The Post-Bush Administration Church

"George Bush has played a big role in my spiritual life" _Brian McLaren (at the NPC 2009)

George Bush, perhaps more than any other president in history, brought evangelical Christianity to the forefront of the political conversation in the United States with his openness about his faith as an evangelical Christian. Because of this, the church became ironically more polarized than ever before. Political litmus tests were solidified in the minds of Christ followers throughout the nation. Not only did the questions of gay marriage, stem-cell research, and abortion become distinguishing factors in Christian circles but the question of how the church and the state are truly supposed to interact has become a conversation of renewed critical importance even to the lay person in the church. The George Bush presidency has started a wildfire in the church, one that perhaps we cannot control. As we sat and watched America invade another country and we saw the institutional church support that agenda all along the way we were forced to ask and to answer questions, many times very personal questions, about what Christianity is and what America is. Many of us began to become less and less comfortable with how the Bush administration seemed to be answering those questions in its actions. Many of us began to become less and less comfortable with the church's complicity with the United States' systems and imagination. Many of us began to see the reflection of Rome, the empire on whose Cross Jesus was tortured and killed, shimmering in the waters of the "American Dream."

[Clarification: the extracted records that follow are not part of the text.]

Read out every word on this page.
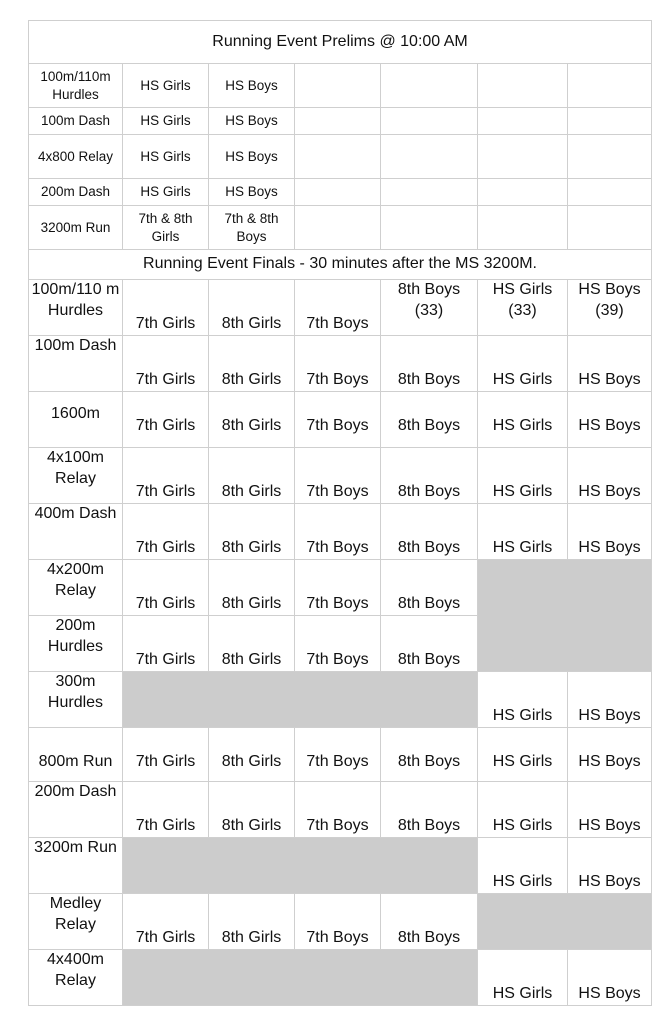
Running Event Prelims @ 10:00 AM						
100m/110m Hurdles	HS Girls	HS Boys				
100m Dash	HS Girls	HS Boys				
4x800 Relay	HS Girls	HS Boys				
200m Dash	HS Girls	HS Boys				
3200m Run	7th & 8th Girls	7th & 8th Boys				
Running Event Finals - 30 minutes after the MS 3200M.						
100m/110 m Hurdles	7th Girls	8th Girls	7th Boys	8th Boys (33)	HS Girls (33)	HS Boys (39)
100m Dash	7th Girls	8th Girls	7th Boys	8th Boys	HS Girls	HS Boys
1600m	7th Girls	8th Girls	7th Boys	8th Boys	HS Girls	HS Boys
4x100m Relay	7th Girls	8th Girls	7th Boys	8th Boys	HS Girls	HS Boys
400m Dash	7th Girls	8th Girls	7th Boys	8th Boys	HS Girls	HS Boys
4x200m Relay	7th Girls	8th Girls	7th Boys	8th Boys		
200m Hurdles	7th Girls	8th Girls	7th Boys	8th Boys		
300m Hurdles					HS Girls	HS Boys
800m Run	7th Girls	8th Girls	7th Boys	8th Boys	HS Girls	HS Boys
200m Dash	7th Girls	8th Girls	7th Boys	8th Boys	HS Girls	HS Boys
3200m Run					HS Girls	HS Boys
Medley Relay	7th Girls	8th Girls	7th Boys	8th Boys		
4x400m Relay					HS Girls	HS Boys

When I stop and think back over the past eight years or so, I can't help but notice that, as McLaren puts it, "George Bush has played a big role in my spiritual life." His administration, for better or for worse, has showed us a glimpse of what it looks like when the church and the state are mingled into the same "we" and thus it has raised the questions that cannot help but be raised in midst of that reality. I hope that we, the church, will continue to ask and to answer those questions and become more and more a kingdom which is "not of this world," does not "conform to the patterns of this world," and imagines more and more how the church can respond to the situations we find ourselves in when it is free from complicity with the empire.

Perhaps the post-Bush administration church will be all the better for it.